The Zaporizhzhia Nuclear Power Plant lost all external power for the fourteenth time of the war on or around Friday 17 April, and again days later on the fifteenth occasion 1. The main 750 kV Dniprovska line, disconnected since 24 March at 23 days on 14 April , was repaired during the week via an IAEA-mediated local ceasefire; the plant then lost power twice more. Repair crews on the 330 kV Ferosplavna-1 backup feeder found additional damage 1.8 kilometres from the switchyard. As of Wednesday 22 April, one external line was running. Rafael Grossi, the IAEA Director General, said the agency is negotiating a further ceasefire to repair the main feeder.
The operational trajectory and the administrative one now run in opposite directions. Rostekhnadzor, Russia's nuclear regulator, issued 10-year operating licences for ZNPP units 1 and 2 through 2036 earlier in April . The paperwork runs through the next decade; the physical plant runs on a single external cable. The 1.8 km Ferosplavna-1 fault widens the repair footprint beyond the previous cable-break scope, and the fortnightly pattern of outage and repair is not a stable operating regime for a nuclear plant under any framework.

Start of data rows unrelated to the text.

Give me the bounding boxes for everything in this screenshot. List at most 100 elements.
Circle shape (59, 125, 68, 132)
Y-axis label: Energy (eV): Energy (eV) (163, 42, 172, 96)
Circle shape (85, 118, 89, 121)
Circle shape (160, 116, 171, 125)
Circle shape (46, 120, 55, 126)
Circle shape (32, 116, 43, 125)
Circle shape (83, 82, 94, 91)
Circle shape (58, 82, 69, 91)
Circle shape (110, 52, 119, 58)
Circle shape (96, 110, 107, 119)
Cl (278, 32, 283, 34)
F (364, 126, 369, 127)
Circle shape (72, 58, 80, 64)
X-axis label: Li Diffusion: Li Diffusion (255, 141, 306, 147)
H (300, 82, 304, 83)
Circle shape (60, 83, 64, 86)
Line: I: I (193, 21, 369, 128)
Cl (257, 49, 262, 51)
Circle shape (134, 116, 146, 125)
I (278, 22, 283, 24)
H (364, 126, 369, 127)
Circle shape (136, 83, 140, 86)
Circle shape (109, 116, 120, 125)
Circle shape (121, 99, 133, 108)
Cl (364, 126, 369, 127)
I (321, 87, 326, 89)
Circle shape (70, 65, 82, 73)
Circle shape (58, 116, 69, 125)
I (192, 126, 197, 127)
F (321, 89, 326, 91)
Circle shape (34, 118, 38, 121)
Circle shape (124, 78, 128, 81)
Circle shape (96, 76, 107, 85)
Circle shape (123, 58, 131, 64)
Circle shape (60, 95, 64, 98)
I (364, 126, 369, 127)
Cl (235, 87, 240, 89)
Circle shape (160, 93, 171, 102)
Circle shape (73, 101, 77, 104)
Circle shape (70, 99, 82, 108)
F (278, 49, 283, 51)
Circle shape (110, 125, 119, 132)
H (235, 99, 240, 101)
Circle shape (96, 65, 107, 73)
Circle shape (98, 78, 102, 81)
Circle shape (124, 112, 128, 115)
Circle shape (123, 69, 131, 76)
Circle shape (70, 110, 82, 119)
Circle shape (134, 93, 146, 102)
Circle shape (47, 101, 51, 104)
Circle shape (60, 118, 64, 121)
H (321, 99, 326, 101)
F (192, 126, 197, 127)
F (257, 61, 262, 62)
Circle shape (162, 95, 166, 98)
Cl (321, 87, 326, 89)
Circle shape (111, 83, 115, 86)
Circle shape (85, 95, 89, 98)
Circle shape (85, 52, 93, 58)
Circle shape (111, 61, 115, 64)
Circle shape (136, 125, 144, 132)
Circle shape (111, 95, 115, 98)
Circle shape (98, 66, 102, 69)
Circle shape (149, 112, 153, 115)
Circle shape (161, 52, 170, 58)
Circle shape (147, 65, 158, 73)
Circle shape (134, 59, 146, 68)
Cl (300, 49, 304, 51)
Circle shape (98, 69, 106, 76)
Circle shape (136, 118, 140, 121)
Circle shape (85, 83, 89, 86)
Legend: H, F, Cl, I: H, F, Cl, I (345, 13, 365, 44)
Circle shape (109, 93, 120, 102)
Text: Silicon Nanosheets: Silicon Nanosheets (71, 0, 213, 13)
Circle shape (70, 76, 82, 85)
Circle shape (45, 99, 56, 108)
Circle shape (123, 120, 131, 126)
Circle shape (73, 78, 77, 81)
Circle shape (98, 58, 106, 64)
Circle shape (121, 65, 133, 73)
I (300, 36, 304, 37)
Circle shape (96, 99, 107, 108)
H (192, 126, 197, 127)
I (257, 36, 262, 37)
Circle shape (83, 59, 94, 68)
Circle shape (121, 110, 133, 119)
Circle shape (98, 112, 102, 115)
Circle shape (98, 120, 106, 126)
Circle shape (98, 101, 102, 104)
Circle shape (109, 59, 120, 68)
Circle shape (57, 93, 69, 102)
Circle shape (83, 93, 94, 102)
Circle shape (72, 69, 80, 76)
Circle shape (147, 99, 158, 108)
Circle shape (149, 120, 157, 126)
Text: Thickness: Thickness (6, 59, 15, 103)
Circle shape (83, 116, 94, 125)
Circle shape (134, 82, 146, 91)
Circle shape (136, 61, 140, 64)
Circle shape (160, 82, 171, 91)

The plant is in cold shutdown, which reduces the fuel-damage timeline of a total loss relative to an operating reactor. That floor is the argument against panic. The argument against complacency is duration: emergency diesel generators carried the site for roughly 90 minutes during the 13th incident, and every additional outage within a week narrows the margin before the diesels run into a ceasefire negotiation that has not yet been concluded. The operational gain of an IAEA-brokered ceasefire lasted less than a week; the next one will have to hold longer than that.